Седой, взъерошенный, с затухшей сигаретой в углу рта, похожий по типу на артиста, певца, музыканта Сержа Гинзбура, едва на холст глянув, Монин отчеканил: подделка! Не поленившись, между тем, внятно, доступно разъяснить на чем, каких деталях, нюансах его позиция основывается. И не только я, начинающая, внимала ему с восхищением, но и Кристин тоже. Ее темные, оттянутые к вискам глаза по-кошачьи искрились. Она не завидовала познаниям Мишеля, а ими гордилась.
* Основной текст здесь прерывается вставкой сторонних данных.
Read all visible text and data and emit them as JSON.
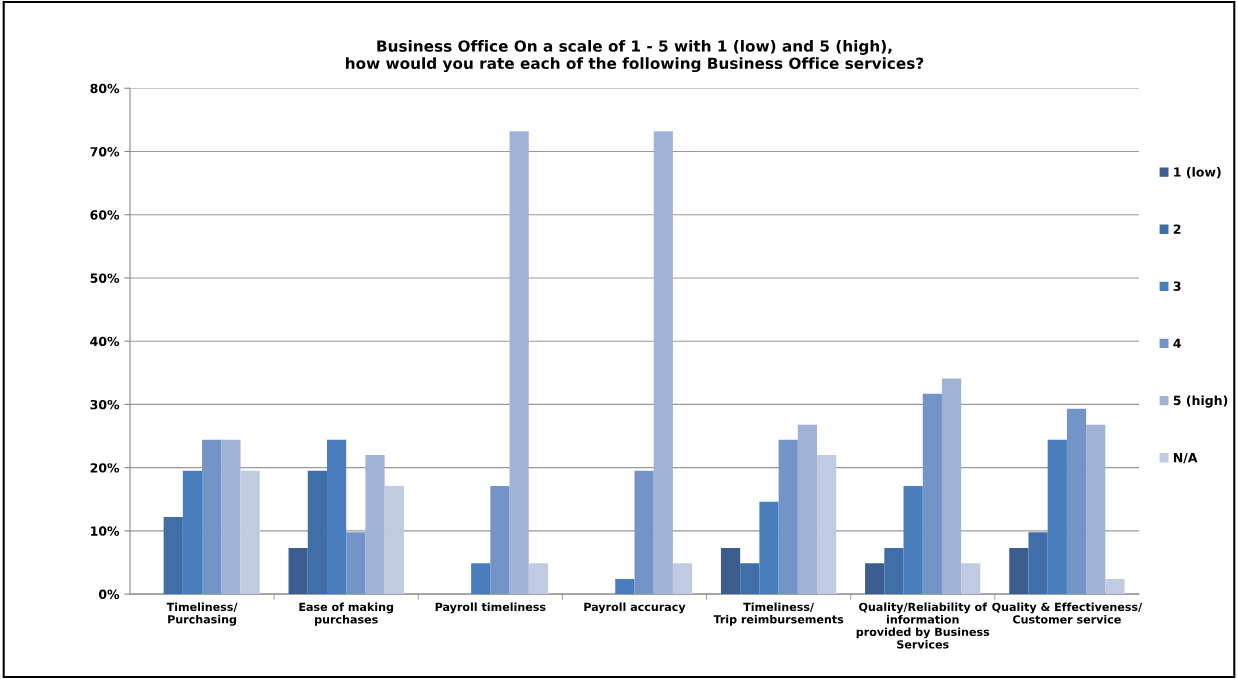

В их отношениях присутствовало еще и товарищество, близость причастных к одному профессиональному цеху, где способность радоваться успеху другого важнее, продуктивнее укусов тщеславия.
Кристин, метиска, почти белая, по-креольски скуластая, высокая, статная, напоминала мне мою подружку Таньку, тоже помесь, от рыжей, веснушчатой, хрупкой, стопроцентной русачки мамы с папой туркменом-богатырем. Таньку я знала с юности, потом мы потерялись и снова встретились в Женеве, прибыв туда практически одновременно: ее муж, Женя, работал и работает по сей день в ООН. Там мы сдружились вновь и продолжаем дружить, хотя и на расстоянии. Танька, кстати, выкинула финт, при ее осторожно-опасливой натуре неожиданный, прилетев к нам в Гаити из Женевы и прогостив три недели. Привезла нам драгоценный гостинец — банку огурцов, засоленных ее мамой, Ольгой Митрофановной, с грядки дачной во Внукове, и проделавшей путь от Москвы в Женеву, через Майами в Порт-о-Пренс.